Podemos conjecturar várias situações sobre um passado que surge de relance numa determinada cena, quando Helena lê o testamento dos pais para seu irmão mais novo, Caio. Estão sozinhos numa casa em que, logo na primeira cena, aparece como primeira informação para o espectador a placa “Vende-se”.

Há pequenos sinais de um desequilíbrio que o roteiro faz questão de torná-los quase imperceptíveis, aumentando os ecos em torno das perguntas que teimam em não serem respondidas. É o que faz desse filme tão intrigante quanto doloroso, mostrando que a questão do menor não tem uma solução pronta.

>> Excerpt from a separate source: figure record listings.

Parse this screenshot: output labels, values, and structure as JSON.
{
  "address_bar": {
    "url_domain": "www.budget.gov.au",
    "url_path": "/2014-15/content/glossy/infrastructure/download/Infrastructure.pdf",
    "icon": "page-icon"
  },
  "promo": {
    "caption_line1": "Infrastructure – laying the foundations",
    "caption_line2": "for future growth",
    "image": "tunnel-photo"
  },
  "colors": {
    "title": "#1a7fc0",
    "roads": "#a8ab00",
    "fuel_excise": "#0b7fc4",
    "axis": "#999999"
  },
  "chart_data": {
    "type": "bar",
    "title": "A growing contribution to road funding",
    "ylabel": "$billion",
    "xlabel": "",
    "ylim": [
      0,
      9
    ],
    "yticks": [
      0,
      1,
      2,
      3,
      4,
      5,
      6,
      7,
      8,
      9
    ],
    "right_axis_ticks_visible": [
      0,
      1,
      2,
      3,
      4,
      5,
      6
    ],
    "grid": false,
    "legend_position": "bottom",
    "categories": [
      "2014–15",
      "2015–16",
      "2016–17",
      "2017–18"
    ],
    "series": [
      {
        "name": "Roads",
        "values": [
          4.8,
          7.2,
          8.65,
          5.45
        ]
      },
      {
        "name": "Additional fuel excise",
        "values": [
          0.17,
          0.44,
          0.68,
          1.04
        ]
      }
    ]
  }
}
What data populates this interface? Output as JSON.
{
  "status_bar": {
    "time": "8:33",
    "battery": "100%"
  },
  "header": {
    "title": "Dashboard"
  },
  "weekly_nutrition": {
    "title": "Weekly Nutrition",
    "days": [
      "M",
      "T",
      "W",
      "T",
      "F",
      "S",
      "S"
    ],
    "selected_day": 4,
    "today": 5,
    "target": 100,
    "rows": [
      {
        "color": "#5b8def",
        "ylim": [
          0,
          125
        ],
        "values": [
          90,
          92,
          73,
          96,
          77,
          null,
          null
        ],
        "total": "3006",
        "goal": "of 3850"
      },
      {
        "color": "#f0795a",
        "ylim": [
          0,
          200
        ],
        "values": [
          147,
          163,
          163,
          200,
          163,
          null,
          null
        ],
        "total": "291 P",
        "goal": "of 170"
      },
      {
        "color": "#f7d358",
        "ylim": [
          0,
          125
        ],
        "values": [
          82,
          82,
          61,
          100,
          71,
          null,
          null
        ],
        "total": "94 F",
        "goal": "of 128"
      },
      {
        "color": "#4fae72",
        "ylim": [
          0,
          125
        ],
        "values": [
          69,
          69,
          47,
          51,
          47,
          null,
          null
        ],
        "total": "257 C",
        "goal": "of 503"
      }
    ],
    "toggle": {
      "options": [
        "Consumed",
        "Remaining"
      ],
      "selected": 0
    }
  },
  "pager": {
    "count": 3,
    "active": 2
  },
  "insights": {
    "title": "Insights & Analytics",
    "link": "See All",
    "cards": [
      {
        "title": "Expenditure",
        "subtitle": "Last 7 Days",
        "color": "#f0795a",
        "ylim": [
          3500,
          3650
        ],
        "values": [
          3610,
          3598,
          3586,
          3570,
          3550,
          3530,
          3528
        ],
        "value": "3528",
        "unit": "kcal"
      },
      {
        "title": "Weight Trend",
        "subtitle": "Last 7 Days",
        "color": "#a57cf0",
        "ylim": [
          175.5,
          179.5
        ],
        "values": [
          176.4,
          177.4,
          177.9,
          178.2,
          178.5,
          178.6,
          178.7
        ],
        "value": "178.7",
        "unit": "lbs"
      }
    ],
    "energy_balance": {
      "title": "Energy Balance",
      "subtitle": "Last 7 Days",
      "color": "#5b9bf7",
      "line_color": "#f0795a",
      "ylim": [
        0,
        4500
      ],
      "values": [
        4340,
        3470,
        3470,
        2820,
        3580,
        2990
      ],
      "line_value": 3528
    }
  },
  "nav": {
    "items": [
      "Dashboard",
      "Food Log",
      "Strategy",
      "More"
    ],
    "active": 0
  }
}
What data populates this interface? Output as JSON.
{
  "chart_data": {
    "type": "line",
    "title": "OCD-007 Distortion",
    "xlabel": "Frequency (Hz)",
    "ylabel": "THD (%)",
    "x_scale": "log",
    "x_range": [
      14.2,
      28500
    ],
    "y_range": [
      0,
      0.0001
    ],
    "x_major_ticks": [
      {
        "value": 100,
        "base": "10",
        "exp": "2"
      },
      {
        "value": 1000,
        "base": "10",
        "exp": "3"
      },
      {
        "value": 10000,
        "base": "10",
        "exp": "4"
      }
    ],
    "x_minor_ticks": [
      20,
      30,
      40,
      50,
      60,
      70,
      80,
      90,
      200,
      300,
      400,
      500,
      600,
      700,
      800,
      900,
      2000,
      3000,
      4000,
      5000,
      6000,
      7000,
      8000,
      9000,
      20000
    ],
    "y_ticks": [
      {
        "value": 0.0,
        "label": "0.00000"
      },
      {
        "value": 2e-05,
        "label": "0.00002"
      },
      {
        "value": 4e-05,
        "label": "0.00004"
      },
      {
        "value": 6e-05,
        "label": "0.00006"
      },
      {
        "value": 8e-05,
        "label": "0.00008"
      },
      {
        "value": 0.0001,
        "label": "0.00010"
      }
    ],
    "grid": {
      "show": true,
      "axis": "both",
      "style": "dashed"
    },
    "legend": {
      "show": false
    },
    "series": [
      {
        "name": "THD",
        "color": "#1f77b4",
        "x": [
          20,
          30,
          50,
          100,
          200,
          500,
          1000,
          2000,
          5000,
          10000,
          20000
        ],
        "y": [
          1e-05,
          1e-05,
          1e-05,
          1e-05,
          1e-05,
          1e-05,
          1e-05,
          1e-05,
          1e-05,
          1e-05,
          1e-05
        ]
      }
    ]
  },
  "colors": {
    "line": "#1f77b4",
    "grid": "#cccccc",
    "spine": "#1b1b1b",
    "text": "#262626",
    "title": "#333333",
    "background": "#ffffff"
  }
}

Caru (filha dos diretores Tata Amaral e Francisco César Filho) transporta o tema para o universo desses personagens, sem reduzi-lo ou explicá-lo. A distância que se aumenta silenciosamente entre os dois irmãos também amplia as muitas interrogações na forma de enfrentá-lo.

A narrativa acompanha de perto os passos de Helena, principalmente quando ela está diante de um juiz, fazendo-nos compreender que cada caso é único e impossível de estabelecer um culpado. Seremos compelidos a “participar” de muitos deles com nosso veredito.

Até o momento em que “De Menor” nos confronta, ao vermos Caio sentado no lugar dos infratores. Um garoto loiro, branco e com boas notas na escola. Por que deveria ter um tratamento diferenciado daqueles que não têm condições? É a pergunta que o juiz interpretado por Caco Ciocler impõe.

Ao se concentrar em Helena, privando-nos de qualquer cena em que Caio esteja sozinho, o filme compartilha o mesmo impacto e dúvida que passam a cercar a irmã, que, por sua profissão, deveria ser um espelho para o jovem. É como se quisesse enfatizar que existem pontos mais profundos que escapam a uma interpretação imediata.

A mesma sequência de abertura, quando Helena percorre os corredores de sua casa até encontrar Caio (que, num primeiro instante, é propositadamente confundido com o namorado dela), é retomada mais tarde, agora nos cômodos superprotegidos de uma instituição para menor. E esse mesmo Caio continua sendo um mistério para nós.